Le sommeil
On a longtemps cru que le sommeil était
principalement une fonction passive, un état d'abandon reposant pour
l'organisme et le cerveau, une sorte de mort provisoire. En 1918 un neurologue
a pour la première fois utilisé un électroencéphalogramme
et a découvert des structures propres au sommeil.
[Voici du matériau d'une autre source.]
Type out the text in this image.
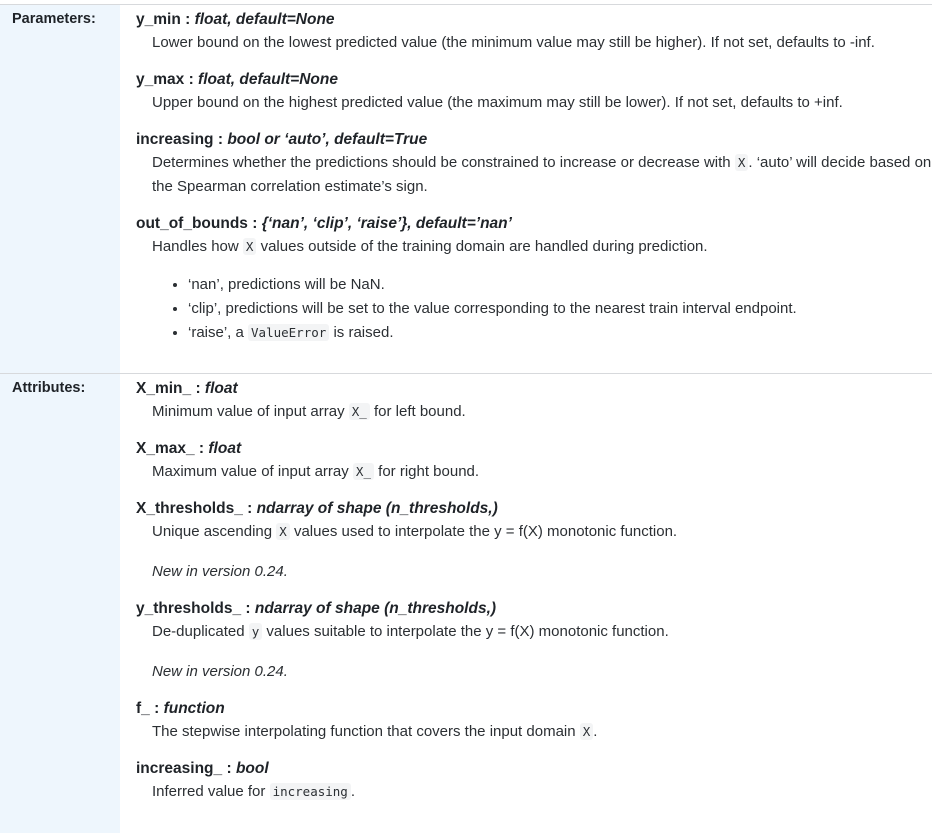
Parameters:	y_min : float, default=None
Lower bound on the lowest predicted value (the minimum value may still be higher). If not set, defaults to -inf.
y_max : float, default=None
Upper bound on the highest predicted value (the maximum may still be lower). If not set, defaults to +inf.
increasing : bool or ‘auto’, default=True
Determines whether the predictions should be constrained to increase or decrease with X . ‘auto’ will decide based on the Spearman correlation estimate’s sign.
out_of_bounds : {‘nan’, ‘clip’, ‘raise’}, default=’nan’
Handles how X values outside of the training domain are handled during prediction.
• ‘nan’, predictions will be NaN.
• ‘clip’, predictions will be set to the value corresponding to the nearest train interval endpoint.
• ‘raise’, a ValueError is raised.
Attributes:	X_min_ : float
Minimum value of input array X_ for left bound.
X_max_ : float
Maximum value of input array X_ for right bound.
X_thresholds_ : ndarray of shape (n_thresholds,)
Unique ascending X values used to interpolate the y = f(X) monotonic function.
New in version 0.24.
y_thresholds_ : ndarray of shape (n_thresholds,)
De-duplicated y values suitable to interpolate the y = f(X) monotonic function.
New in version 0.24.
f_ : function
The stepwise interpolating function that covers the input domain X .
increasing_ : bool
Inferred value for increasing .
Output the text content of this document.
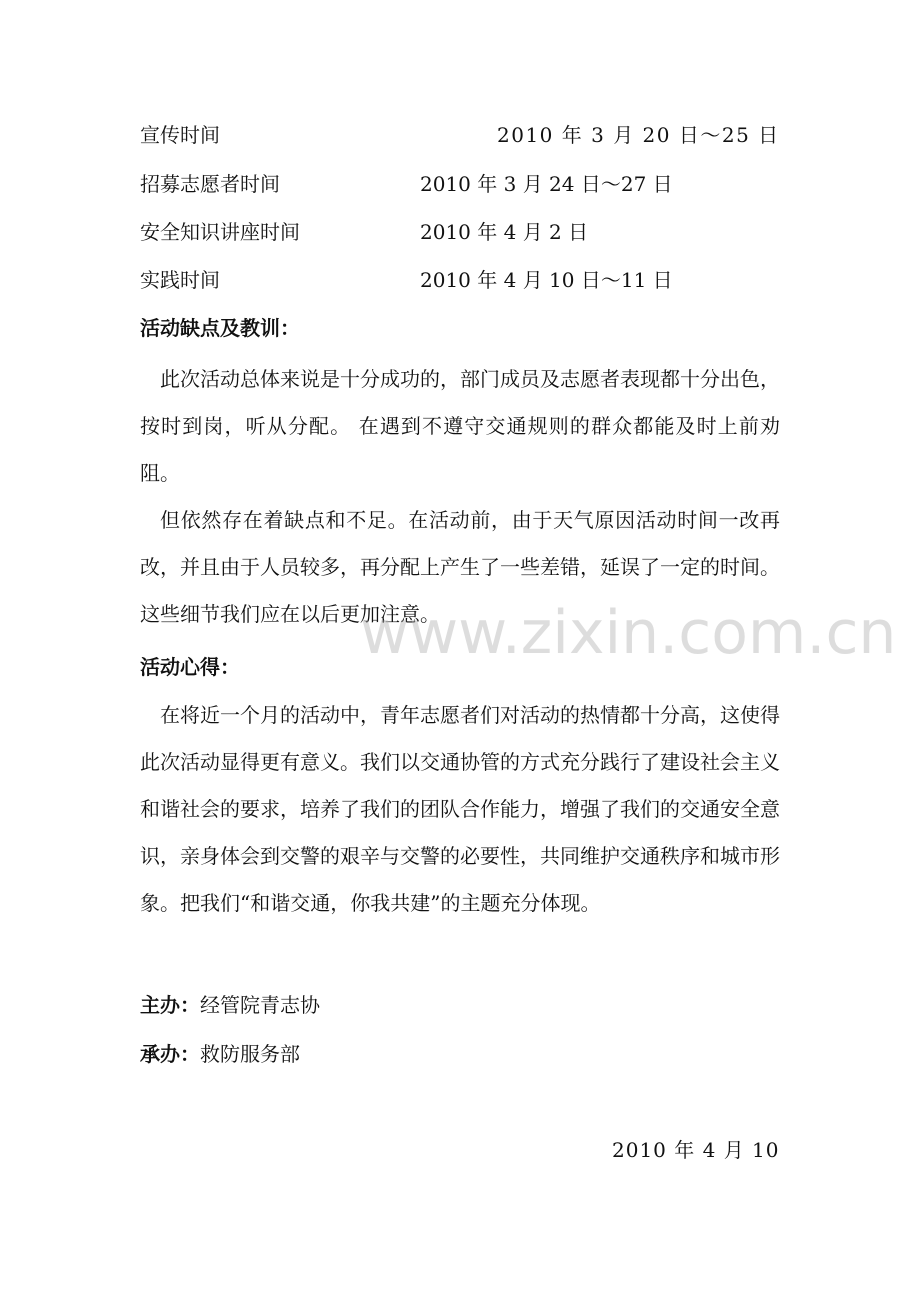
宣传时间	2010 年 3 月 20 日～25 日
招募志愿者时间	2010 年 3 月 24 日～27 日
安全知识讲座时间	2010 年 4 月 2 日
实践时间	2010 年 4 月 10 日～11 日
活动缺点及教训：

此次活动总体来说是十分成功的，部门成员及志愿者表现都十分出色，按时到岗，听从分配。 在遇到不遵守交通规则的群众都能及时上前劝阻。

但依然存在着缺点和不足。在活动前，由于天气原因活动时间一改再改，并且由于人员较多，再分配上产生了一些差错，延误了一定的时间。这些细节我们应在以后更加注意。

活动心得：

在将近一个月的活动中，青年志愿者们对活动的热情都十分高，这使得此次活动显得更有意义。我们以交通协管的方式充分践行了建设社会主义和谐社会的要求，培养了我们的团队合作能力，增强了我们的交通安全意识，亲身体会到交警的艰辛与交警的必要性，共同维护交通秩序和城市形象。把我们“和谐交通，你我共建”的主题充分体现。

主办：经管院青志协
承办：救防服务部
2010 年 4 月 10
www.zixin.com.cn
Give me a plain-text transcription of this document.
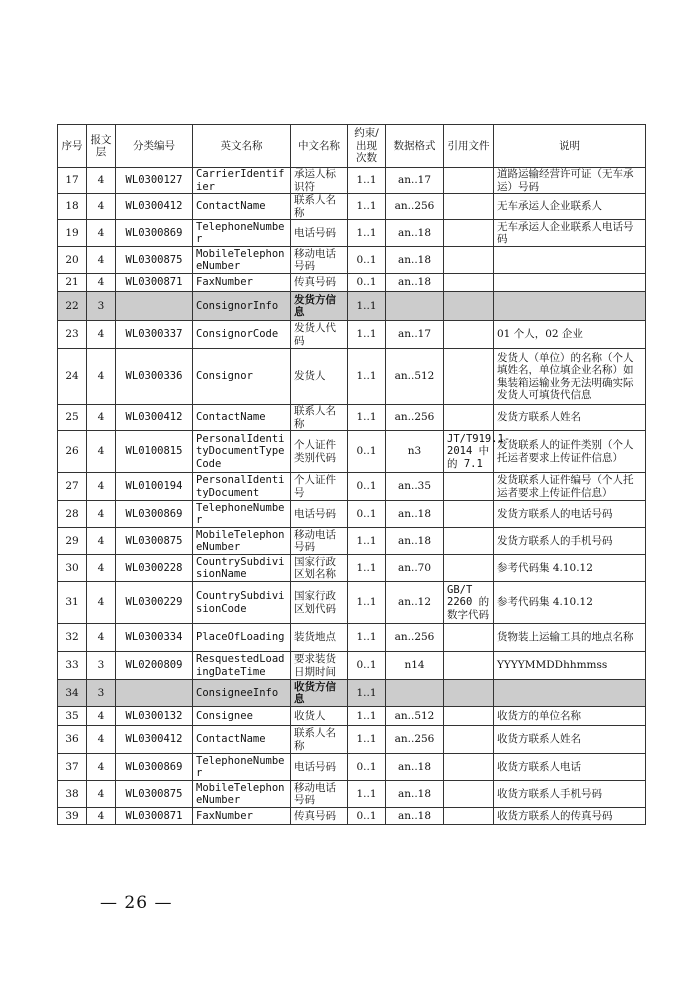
序号	报文层	分类编号	英文名称	中文名称	约束/出现次数	数据格式	引用文件	说明
17	4	WL0300127	CarrierIdentifier	承运人标识符	1..1	an..17		道路运输经营许可证（无车承运）号码
18	4	WL0300412	ContactName	联系人名称	1..1	an..256		无车承运人企业联系人
19	4	WL0300869	TelephoneNumber	电话号码	1..1	an..18		无车承运人企业联系人电话号码
20	4	WL0300875	MobileTelephoneNumber	移动电话号码	0..1	an..18		
21	4	WL0300871	FaxNumber	传真号码	0..1	an..18		
22	3		ConsignorInfo	发货方信息	1..1			
23	4	WL0300337	ConsignorCode	发货人代码	1..1	an..17		01 个人，02 企业
24	4	WL0300336	Consignor	发货人	1..1	an..512		发货人（单位）的名称（个人填姓名，单位填企业名称）如集装箱运输业务无法明确实际发货人可填货代信息
25	4	WL0300412	ContactName	联系人名称	1..1	an..256		发货方联系人姓名
26	4	WL0100815	PersonalIdentityDocumentTypeCode	个人证件类别代码	0..1	n3	JT/T919.1-2014 中的 7.1	发货联系人的证件类别（个人托运者要求上传证件信息）
27	4	WL0100194	PersonalIdentityDocument	个人证件号	0..1	an..35		发货联系人证件编号（个人托运者要求上传证件信息）
28	4	WL0300869	TelephoneNumber	电话号码	0..1	an..18		发货方联系人的电话号码
29	4	WL0300875	MobileTelephoneNumber	移动电话号码	1..1	an..18		发货方联系人的手机号码
30	4	WL0300228	CountrySubdivisionName	国家行政区划名称	1..1	an..70		参考代码集 4.10.12
31	4	WL0300229	CountrySubdivisionCode	国家行政区划代码	1..1	an..12	GB/T 2260 的数字代码	参考代码集 4.10.12
32	4	WL0300334	PlaceOfLoading	装货地点	1..1	an..256		货物装上运输工具的地点名称
33	3	WL0200809	ResquestedLoadingDateTime	要求装货日期时间	0..1	n14		YYYYMMDDhhmmss
34	3		ConsigneeInfo	收货方信息	1..1			
35	4	WL0300132	Consignee	收货人	1..1	an..512		收货方的单位名称
36	4	WL0300412	ContactName	联系人名称	1..1	an..256		收货方联系人姓名
37	4	WL0300869	TelephoneNumber	电话号码	0..1	an..18		收货方联系人电话
38	4	WL0300875	MobileTelephoneNumber	移动电话号码	1..1	an..18		收货方联系人手机号码
39	4	WL0300871	FaxNumber	传真号码	0..1	an..18		收货方联系人的传真号码
— 26 —
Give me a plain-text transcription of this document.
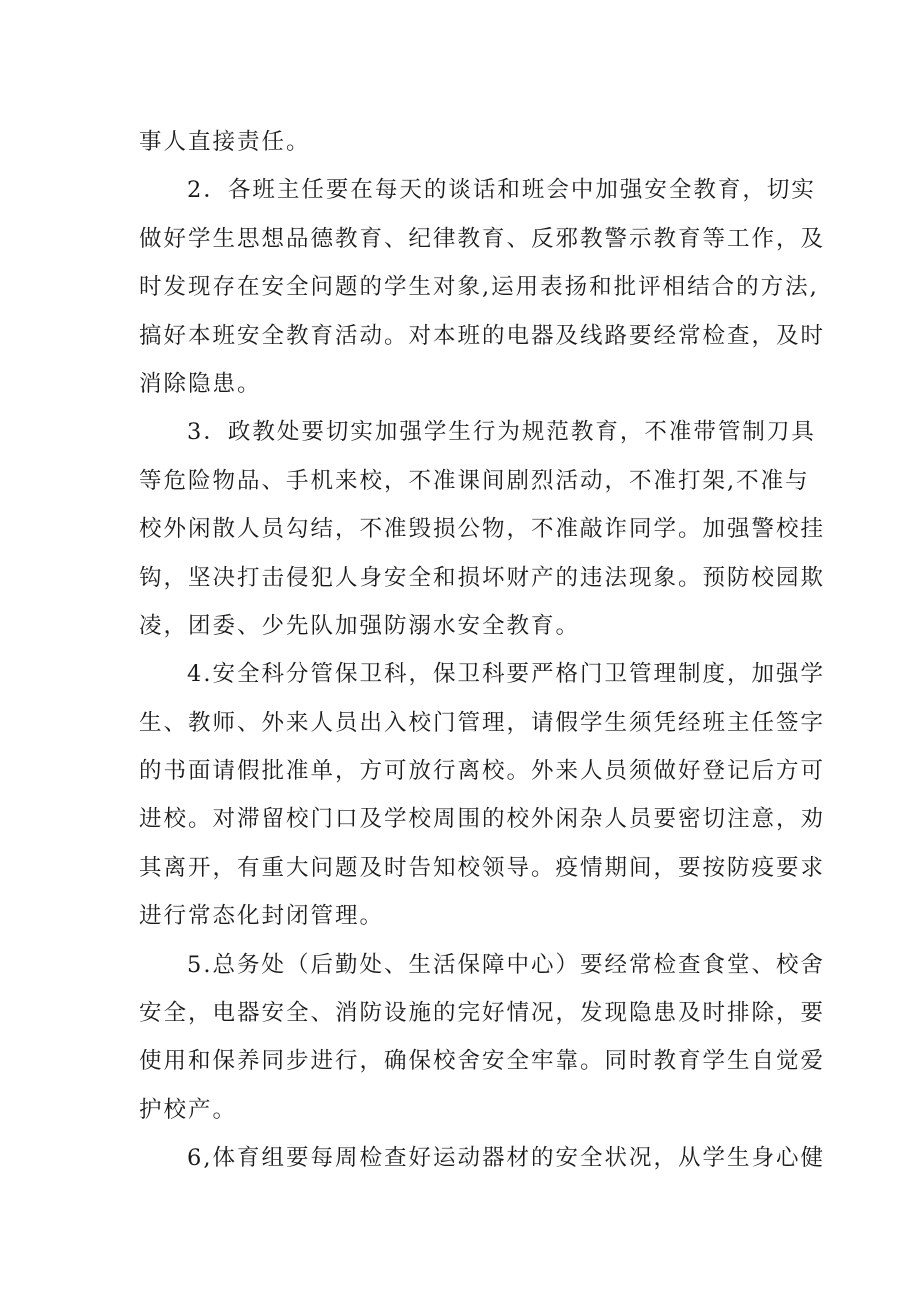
事人直接责任。
2．各班主任要在每天的谈话和班会中加强安全教育，切实
做好学生思想品德教育、纪律教育、反邪教警示教育等工作，及
时发现存在安全问题的学生对象,运用表扬和批评相结合的方法,
搞好本班安全教育活动。对本班的电器及线路要经常检查，及时
消除隐患。
3．政教处要切实加强学生行为规范教育，不准带管制刀具
等危险物品、手机来校，不准课间剧烈活动，不准打架,不准与
校外闲散人员勾结，不准毁损公物，不准敲诈同学。加强警校挂
钩，坚决打击侵犯人身安全和损坏财产的违法现象。预防校园欺
凌，团委、少先队加强防溺水安全教育。
4.安全科分管保卫科，保卫科要严格门卫管理制度，加强学
生、教师、外来人员出入校门管理，请假学生须凭经班主任签字
的书面请假批准单，方可放行离校。外来人员须做好登记后方可
进校。对滞留校门口及学校周围的校外闲杂人员要密切注意，劝
其离开，有重大问题及时告知校领导。疫情期间，要按防疫要求
进行常态化封闭管理。
5.总务处（后勤处、生活保障中心）要经常检查食堂、校舍
安全，电器安全、消防设施的完好情况，发现隐患及时排除，要
使用和保养同步进行，确保校舍安全牢靠。同时教育学生自觉爱
护校产。
6,体育组要每周检查好运动器材的安全状况，从学生身心健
Dès alors,
le sommeil devient un système actif différent de la veille.
On s'aperçoit aussi que l'activité onirique (rêve) se
distingue à la fois de la veille et du sommeil de manière radicale.
Pour atteindre le sommeil, il faut une position de repli physique, une condition
de chaleur, une mise à l'écart des excitations sensorielles
et psychiques (avec un désinvestissement total du monde environnant).
Dans la veille active, l'influx nerveux est facilité, transmis au maximum.
Les ondes du cerveau sont alors des ondes "bêta", aux tracés
plats et rapides (30 à 50 par seconde). Puis un stade intermédiaire,
avant le sommeil ou quand on somnole, ou encore pendant la relaxation, est
caractérisé par des ondes "alpha". Durant cet état
on peut ressentir des sensations visuelles ou auditives hallucinatoires.
Stades du
sommeil
" Endormissement : le sommeil est confirmé mais
encore léger. Les ondes "alpha" ont complètement disparu,
remplacées par des ondes "thêta" aux pulsations ralenties.
Cette phase dure environ 10 minutes.
" Sommeil léger : ce stade dure 20 minutes environ.
Le rythme de l'électroencéphalogramme est plus lent, avec présence
d'ondes "sigma". Durant ce phénomène, on observe le
"complexe k" qui se caractérise par des ondes plus aiguës,
plus fortes. C'est une activité cérébrale provoquée
par des stimuli internes dus aux changements de l'activité des organes
et des sens. Cela peut être suivi d'un réveil, rationalisé
par une "mauvaise position du corps".
" Sommeil profond : dure environ 10 minutes. Les ondes
sont encore plus ralenties (1 à 3 par seconde). Ce sont des ondes "delta",
de grande amplitude.
" Sommeil très profond : il dure environ 60 minutes. Les ondes sont très régulières et ce sont toujours des ondes "delta". Les fonctions vitales sont au plus bas. C'est le sommeil de la petite enfance. Il faut que l'enfant ait dormi régulièrement pour que l'adulte puisse ensuite parvenir à atteindre ce stade, qu'autrement il ne parviendra plus à atteindre après 30 ans.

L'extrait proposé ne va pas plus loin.